At many organizations, any employee has full access to private information because it’s too hard to separate by role. These practices may meet legal compliance, but – as we’ve seen with the rise of phishing and ransomware – leave open opportunities for disaster.
Regulating Data Access in Snowflake
Here are a few recommendations for careful and efficient privacy practices.
Consider anonymization, encryption and masking. True anonymization, per historical standards, involves transforming sensitive data to an anonymous format that cannot be reversed. In contrast, standard encryption of fields follows an unknown pattern that can be reversed with the right key, which is desirable in some cases. Anonymization physically replaces values with characters that do not in any way correspond to a pattern related to the underlying data, such as “000-000-0000” for all phone numbers.
You may not need this bar-the-doors approach in your environment once the recommended isolation, masking, role, and row-level policies are combined. Here are some guiding principles to follow:
- Create carefully organized roles that can be used to enforce access rules.
-
- For more granular Snowflake security, create mapping tables (for example, to associate people to specific regions to further limit their data access).
-
- Create tags for all potentially sensitive data domains and entities.
- Store and manage tags and mapping tables in an isolated security database with minimal access allowed.
-
- Hide data that users should not access directly in one or more isolated databases, only giving access to necessary processes.
- Create views and derived tables in another limited-access database, directing users there.
-
- Where feasible, also store sensitive data elements separately, allowing only authorized users to connect the sensitive and non-sensitive portions.
- Apply dynamic data masking to all potentially sensitive columns using the tags above, with a default-nothing approach that masks data for all but explicitly authorized users.
- Apply row access policies to all potentially sensitive tables, again with a default-nothing approach.
For anonymization of production data in lower environments (e.g., for testing), the same masking policies will be applied if you clone data between environments. If you need further anonymization (or true irreversible anonymization), you can create and apply similar masking policies while making an automated copy of the data, resulting in an irreversibly-masked derived table.
Conclusion
The Snowflake security and data privacy tools described in this series do take work to implement properly, but all of this is far easier than it used to be with traditional database platforms. Equally as important is the value side of the equation: your information does you no good locked up in a vault nobody can access.
A safety net of reliable access control means you can unlock the value of your data without putting it – or your organization – at risk.
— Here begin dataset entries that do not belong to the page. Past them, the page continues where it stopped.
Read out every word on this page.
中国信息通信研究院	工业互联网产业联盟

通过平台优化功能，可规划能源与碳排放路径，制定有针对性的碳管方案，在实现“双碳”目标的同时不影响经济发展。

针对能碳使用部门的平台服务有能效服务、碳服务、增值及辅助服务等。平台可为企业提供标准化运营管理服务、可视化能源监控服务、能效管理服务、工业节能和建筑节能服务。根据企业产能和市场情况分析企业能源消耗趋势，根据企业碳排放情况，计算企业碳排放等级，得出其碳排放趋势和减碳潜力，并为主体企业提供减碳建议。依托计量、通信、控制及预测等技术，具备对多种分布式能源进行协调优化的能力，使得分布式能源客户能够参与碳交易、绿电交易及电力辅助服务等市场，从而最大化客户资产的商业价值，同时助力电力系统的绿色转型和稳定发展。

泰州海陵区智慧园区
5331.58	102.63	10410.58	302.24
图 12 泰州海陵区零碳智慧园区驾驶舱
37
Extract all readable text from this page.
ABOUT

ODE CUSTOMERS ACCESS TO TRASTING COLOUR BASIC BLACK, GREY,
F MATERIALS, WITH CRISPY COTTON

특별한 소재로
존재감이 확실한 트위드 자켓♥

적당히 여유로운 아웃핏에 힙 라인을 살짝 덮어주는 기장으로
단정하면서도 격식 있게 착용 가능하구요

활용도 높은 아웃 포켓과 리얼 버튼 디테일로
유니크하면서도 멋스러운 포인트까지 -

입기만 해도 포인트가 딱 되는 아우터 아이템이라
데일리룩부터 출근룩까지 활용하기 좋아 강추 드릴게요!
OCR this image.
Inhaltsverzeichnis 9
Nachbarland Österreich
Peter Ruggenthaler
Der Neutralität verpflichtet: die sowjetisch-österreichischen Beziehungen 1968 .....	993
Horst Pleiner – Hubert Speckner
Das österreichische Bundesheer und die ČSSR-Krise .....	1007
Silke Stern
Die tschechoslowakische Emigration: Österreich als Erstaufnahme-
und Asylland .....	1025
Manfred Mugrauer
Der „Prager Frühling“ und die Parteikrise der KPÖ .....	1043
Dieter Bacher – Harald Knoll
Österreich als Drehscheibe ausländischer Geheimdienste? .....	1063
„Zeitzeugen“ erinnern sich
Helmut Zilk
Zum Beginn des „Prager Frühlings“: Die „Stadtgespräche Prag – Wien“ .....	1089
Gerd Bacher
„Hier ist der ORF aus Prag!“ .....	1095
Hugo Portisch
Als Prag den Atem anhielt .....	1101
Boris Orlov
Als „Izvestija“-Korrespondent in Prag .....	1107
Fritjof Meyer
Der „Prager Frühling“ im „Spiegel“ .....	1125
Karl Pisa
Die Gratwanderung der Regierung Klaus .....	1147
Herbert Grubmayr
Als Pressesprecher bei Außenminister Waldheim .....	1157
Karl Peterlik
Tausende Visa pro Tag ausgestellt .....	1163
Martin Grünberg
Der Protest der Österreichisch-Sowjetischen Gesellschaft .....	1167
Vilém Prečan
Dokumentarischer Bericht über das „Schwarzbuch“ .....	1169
You can empower your employees to analyze the information you have and get creative with new ways of using it. Your IT organization can be faster and more cost-effective, and your business users can be more self-sufficient. Using data shares (and even the Data Marketplace), you can monetize your data with low maintenance efforts and complete control.
Companies are already seeing the opportunities here: cloud CRM vendor Hubspot was able to skip the development and maintenance of an API for their customers to retrieve data, instead configuring a data share and saying, “take what you need.” A major processor of airline tickets opened a new revenue stream by sharing aggregated sales information with banks and market research companies.
We hope you’ll take advantage of this information to build your organization’s safety net and start to explore the possibilities that it brings.